Again Lord Denning, that erudite jurist of credit and repute made it very profound in Rondel vs. Worsley (1967) 1 Q B 441, when his lordship in the most admirable fashion of immutable words hit the nail of the head in these words: As an advocate, he is a minister of justice equally with the judge. He must do all he honourably can on behalf of his client. I say all he honourably can because his duty is not only to his client. He has a duty to the court, which is paramount. He owes allegiance to a higher cause. It is the cause of truth and justice. He must disregard the most specific instructions of his client if they conflict with his duty to the court. The code which requires a barrister to do all this is not a code of law. It is a code of honour.

And in the Preamble to the Code of Conduct for Lawyers in the European Community (the CCBE Code of Conduct, 1989) it is therein provided as follows: In a society founded on respect for the rule of law, the lawyer fulfils a special role. His duties do not begin and end with faithful performance of what he is instructed to do so far as the law permits. A lawyer must serve the interest of the just as well as those whose rights and liberties he is entrusted to assert and defend; it is his duty not only to plead the client’s cause but to be his adviser. A lawyer’s function therefore, lays on him a variety of legal and moral obligations (sometimes appearing to be in conflict with each other) towards the client, the courts and other authorities before whom the lawyer pleads his client’s cause or acts on his behalf, the legal profession in general and each fellow member of it. In particular, he owes a duty to the public for whom the existence of a free and independent profession, bound together by respect for rules made by the profession itself, as an essential means of safeguarding human rights in the face of the power of the state and other interests in society.

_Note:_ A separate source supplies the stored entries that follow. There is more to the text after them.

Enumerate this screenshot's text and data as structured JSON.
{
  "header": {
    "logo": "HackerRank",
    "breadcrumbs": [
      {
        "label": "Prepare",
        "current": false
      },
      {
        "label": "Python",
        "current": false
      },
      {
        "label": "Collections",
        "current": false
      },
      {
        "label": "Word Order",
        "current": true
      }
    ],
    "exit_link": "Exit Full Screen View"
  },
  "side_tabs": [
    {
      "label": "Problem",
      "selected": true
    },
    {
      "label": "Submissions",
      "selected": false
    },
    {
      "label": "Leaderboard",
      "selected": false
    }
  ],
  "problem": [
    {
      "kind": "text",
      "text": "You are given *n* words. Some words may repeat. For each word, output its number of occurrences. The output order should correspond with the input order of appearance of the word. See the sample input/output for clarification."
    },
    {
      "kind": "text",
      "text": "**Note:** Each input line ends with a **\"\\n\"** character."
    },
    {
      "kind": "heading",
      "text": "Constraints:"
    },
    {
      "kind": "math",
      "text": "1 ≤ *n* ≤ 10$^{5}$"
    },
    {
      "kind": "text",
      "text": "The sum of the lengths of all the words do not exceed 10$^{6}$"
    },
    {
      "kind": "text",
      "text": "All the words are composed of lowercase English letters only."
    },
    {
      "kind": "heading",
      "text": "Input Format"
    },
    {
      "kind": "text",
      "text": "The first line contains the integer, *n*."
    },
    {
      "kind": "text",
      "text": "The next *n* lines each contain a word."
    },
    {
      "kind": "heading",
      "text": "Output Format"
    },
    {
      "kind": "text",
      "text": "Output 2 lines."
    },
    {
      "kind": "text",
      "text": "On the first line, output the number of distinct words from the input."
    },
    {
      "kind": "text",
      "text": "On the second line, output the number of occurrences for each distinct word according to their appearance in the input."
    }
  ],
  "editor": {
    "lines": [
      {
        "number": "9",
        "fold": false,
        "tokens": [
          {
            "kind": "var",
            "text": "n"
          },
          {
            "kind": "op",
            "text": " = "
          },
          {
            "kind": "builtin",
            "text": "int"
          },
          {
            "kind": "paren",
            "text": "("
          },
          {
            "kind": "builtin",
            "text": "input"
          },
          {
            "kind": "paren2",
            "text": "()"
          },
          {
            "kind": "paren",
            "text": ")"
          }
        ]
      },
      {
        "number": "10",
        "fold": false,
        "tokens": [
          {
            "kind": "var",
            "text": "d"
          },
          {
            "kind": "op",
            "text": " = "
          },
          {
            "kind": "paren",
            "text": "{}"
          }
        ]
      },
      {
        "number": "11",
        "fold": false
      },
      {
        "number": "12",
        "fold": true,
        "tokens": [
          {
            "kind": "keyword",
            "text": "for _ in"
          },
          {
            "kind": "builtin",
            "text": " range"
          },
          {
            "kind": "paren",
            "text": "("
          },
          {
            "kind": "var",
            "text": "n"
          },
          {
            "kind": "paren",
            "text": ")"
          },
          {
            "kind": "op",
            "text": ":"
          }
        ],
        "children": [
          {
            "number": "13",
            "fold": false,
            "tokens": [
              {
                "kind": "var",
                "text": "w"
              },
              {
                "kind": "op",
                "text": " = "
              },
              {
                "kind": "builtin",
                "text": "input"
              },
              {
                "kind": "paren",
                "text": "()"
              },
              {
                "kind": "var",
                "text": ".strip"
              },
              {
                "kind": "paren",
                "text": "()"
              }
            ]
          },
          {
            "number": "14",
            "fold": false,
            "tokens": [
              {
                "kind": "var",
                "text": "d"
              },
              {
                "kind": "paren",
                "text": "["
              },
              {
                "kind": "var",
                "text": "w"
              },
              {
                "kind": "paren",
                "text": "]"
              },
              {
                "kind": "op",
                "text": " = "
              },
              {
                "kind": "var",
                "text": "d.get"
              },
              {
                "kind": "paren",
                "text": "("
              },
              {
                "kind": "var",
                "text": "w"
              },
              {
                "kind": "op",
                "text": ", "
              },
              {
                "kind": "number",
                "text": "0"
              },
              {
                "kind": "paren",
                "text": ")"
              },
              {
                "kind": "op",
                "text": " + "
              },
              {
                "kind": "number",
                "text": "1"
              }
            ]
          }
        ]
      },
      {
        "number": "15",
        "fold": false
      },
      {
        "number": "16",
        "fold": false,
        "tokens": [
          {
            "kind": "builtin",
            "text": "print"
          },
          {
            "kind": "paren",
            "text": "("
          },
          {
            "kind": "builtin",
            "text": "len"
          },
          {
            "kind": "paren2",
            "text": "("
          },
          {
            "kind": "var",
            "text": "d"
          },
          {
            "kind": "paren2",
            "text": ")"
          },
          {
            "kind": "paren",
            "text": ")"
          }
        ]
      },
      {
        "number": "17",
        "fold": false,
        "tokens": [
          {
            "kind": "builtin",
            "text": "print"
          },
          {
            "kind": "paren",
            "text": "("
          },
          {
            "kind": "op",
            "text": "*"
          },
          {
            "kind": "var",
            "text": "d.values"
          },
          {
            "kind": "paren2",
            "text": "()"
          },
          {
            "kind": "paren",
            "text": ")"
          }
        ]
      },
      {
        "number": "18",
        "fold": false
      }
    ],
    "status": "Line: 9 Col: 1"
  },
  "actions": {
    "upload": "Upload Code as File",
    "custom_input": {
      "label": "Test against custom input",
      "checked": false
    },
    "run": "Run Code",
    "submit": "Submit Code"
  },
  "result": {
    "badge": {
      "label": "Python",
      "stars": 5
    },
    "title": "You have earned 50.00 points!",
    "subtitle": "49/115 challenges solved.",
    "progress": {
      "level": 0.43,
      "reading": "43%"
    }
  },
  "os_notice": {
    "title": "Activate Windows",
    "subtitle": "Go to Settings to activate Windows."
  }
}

As Nigerian lawyers, we have our code of conduct fashioned after the manner of the views of their lordships quoted above and the Rules cited hereof. It is on this basis that as lawyers we have greater duties to give light in darkness to Nigerian society by the manner, we conduct our affairs than we do presently. For me, no honest and righteous lawyer should fear and get worried or lose sleep over the provisions of the Money Laundering Act 2022. It is a law that criminalizes certain acts. As lawyers’ client’s confidentiality does not extend to covering criminal acts or aid and abetting it.

 CONCLUSION

In conclusion, the Money Laundering (Prevention and Prohibition) Act, 2022 is a crucial legislation in Nigeria aimed at preventing and prohibiting money laundering activities. The Act has significant implications for legal practice in Nigeria, and legal practitioners must comply with its provisions. Legal practitioners play a critical role in combating money laundering in Nigeria, and they can take measures to ensure compliance with the Act. It is essential for legal practitioners to understand their obligations under the Act and take steps to prevent and detect money laundering activities. Failure to comply with the Act can result in severe penalties, and it is therefore in the best interest of legal practitioners to take the necessary steps to ensure compliance. For me no legal practitioner whether in practice or on the bench should be seen as conduit pipe for criminal conduct including money laundering. Our code of ethics forbids it. Thank you all.